Prepara una lista de lo siguiente:

  • Tus síntomas o los de tu hijo y cuándo comenzaron
  • Información personal importante, como episodios de estrés y exposición a personas que han estado enfermas
  • Medicamentos, vitaminas o suplementos que tú o tu hijo toman
  • Preguntas para hacerle al médico

Para un resfrío común, las preguntas que debes hacerle a tu médico incluyen:

  • ¿Cuál es la causa más probable de estos síntomas?
  • ¿Existen otras causas posibles?
  • ¿Se necesita alguna prueba?
  • ¿Qué enfoque de tratamiento me recomienda?
  • ¿Qué tratamientos deben evitarse?
  • ¿Qué tan pronto esperas que mejoren los síntomas?
  • ¿Mi hijo o yo podemos contagiar? ¿Cuándo es seguro volver a la escuela o al trabajo?
  • ¿Qué medidas de cuidado personal pueden ayudarme?
  • Mi hijo o yo tenemos estas otras afecciones de salud. ¿Cómo podemos controlarlas de manera conjunta?

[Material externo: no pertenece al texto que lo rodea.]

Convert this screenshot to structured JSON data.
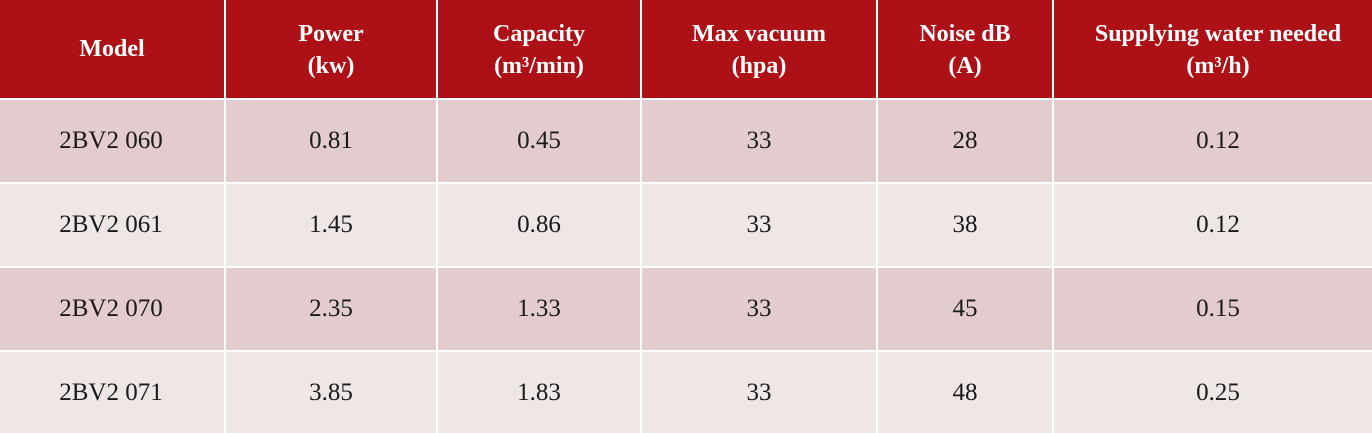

No dudes en hacer otras preguntas.

Qué esperar de tu médico

Es posible que tu médico te haga preguntas como:

  • ¿Los síntomas han sido continuos?
  • ¿Qué tan graves son los síntomas?
  • ¿Los síntomas mejoraron y luego empeoraron?
  • ¿Hay algo que parezca mejorar los síntomas?
  • ¿Hay algo que parezca empeorar los síntomas?

Qué puedes hacer mientras tanto

Mientras esperas para tu consulta, descansa mucho y toma muchos líquidos.